Unfortunately, Atwater in the later chapters veers off wildly into Fruitloop-O-Topia, making larger observations that, from my point of view, border on the bizarre.
For example, Atwater contends that millions of people experiencing NDEs is actually a form of consciousness evolution and is responsible for a new breed of advanced, highly intelligent children (born since 1982) emerging into our society with superior abilities. That’s complete and unsupportable nonsense.
But she makes other bizarre claims as well – such as suggesting that the downfall of Maoist China was triggered by Tangshan earthquake in 1976 which killed more than 242,000 people. Atwater contends that potentially thousands of people who survived the quake experienced NDEs and thus fueled with their expanded consciousness the transformation of China.
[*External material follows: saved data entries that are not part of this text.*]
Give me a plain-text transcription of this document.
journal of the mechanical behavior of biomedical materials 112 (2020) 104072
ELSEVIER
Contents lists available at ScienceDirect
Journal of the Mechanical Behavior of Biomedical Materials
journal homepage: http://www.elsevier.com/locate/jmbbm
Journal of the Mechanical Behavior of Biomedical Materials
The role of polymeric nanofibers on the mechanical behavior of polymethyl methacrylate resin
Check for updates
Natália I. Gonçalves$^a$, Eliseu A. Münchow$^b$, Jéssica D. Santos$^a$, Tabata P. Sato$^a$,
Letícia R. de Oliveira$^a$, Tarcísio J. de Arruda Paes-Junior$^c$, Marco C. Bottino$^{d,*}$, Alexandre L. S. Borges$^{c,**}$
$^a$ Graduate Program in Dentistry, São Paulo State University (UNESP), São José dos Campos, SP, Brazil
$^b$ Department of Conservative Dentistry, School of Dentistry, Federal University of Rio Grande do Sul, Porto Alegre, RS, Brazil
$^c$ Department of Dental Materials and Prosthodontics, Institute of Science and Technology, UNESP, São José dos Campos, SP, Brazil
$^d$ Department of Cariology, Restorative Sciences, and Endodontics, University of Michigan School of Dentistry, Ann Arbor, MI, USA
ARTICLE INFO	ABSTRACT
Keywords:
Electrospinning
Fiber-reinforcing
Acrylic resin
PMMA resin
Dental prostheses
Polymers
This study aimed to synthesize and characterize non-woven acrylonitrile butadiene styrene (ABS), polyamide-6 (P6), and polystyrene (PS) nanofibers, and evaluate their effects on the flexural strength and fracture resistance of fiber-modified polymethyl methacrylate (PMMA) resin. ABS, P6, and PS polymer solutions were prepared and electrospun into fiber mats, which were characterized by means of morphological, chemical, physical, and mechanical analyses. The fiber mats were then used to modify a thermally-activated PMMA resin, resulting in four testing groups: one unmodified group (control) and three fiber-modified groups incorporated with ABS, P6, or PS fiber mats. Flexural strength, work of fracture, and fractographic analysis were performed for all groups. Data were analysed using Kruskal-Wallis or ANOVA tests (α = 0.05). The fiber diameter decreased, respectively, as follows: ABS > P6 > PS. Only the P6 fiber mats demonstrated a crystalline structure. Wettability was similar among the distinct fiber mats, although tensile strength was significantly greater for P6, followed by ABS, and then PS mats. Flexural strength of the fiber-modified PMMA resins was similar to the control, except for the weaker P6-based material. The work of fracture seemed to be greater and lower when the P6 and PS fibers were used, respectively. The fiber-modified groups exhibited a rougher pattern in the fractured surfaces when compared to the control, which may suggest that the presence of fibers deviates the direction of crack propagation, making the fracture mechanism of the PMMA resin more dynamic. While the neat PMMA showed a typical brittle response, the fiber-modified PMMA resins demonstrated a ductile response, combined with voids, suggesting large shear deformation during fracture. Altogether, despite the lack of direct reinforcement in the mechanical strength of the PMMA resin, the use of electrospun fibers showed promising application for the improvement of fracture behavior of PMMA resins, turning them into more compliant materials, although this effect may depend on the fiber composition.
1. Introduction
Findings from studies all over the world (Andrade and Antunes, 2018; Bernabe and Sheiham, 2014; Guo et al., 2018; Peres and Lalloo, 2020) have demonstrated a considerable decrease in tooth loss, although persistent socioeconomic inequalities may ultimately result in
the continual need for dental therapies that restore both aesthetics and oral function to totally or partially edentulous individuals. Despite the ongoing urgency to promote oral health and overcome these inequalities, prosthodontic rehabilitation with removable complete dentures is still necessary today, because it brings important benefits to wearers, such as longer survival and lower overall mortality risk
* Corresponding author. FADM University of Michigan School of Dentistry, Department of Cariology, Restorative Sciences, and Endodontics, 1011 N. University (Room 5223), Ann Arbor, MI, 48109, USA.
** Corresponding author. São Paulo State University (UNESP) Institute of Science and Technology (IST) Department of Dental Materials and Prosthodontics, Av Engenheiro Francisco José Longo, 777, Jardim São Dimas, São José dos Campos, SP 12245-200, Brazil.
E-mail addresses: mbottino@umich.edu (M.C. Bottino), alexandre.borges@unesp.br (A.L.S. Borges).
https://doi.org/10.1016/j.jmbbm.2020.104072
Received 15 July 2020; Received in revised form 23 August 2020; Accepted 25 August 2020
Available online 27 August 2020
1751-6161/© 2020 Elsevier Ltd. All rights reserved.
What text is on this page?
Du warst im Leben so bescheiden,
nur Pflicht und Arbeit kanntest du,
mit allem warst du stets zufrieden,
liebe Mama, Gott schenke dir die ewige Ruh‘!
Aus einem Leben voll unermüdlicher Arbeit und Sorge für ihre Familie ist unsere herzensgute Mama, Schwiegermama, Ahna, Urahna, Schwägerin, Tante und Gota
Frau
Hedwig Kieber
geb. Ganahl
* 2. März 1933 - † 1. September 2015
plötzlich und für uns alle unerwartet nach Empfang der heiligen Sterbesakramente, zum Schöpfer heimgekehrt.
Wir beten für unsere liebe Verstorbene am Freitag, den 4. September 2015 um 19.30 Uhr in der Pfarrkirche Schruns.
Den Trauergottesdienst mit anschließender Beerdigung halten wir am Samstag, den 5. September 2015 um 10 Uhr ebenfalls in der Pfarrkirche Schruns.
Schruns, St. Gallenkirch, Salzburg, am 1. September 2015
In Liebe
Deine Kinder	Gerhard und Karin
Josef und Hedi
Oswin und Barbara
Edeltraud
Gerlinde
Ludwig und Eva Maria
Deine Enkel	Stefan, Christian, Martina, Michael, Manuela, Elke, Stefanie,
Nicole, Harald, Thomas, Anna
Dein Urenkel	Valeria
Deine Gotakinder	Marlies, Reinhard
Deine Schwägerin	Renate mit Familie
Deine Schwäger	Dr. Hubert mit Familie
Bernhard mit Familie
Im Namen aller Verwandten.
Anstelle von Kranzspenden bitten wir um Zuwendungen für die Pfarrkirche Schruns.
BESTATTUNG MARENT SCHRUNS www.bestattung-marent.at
Well, if that’s true, then Atwater must also explain why China today is veering toward large-scale environmental collapse as it pursues an aggressive, militaristic, paranoid and virulent form of hyper-capitalism that is rapidly polluting our beautiful green earth -- and on such a massive scale that it may push the entire planet to the brink of a black, gritty, dystopia.
There are other 100% inane observations as well –such as saying that Pluto has suddenly changed its color and that the other planets are also brightening – say what? – and even if this is true, how is this relevant to the NDE?
It’s not. It’s just nutty.
Even so, I say you buy it and read it. It’s a significant and worthy contribution to the NDE field of literature.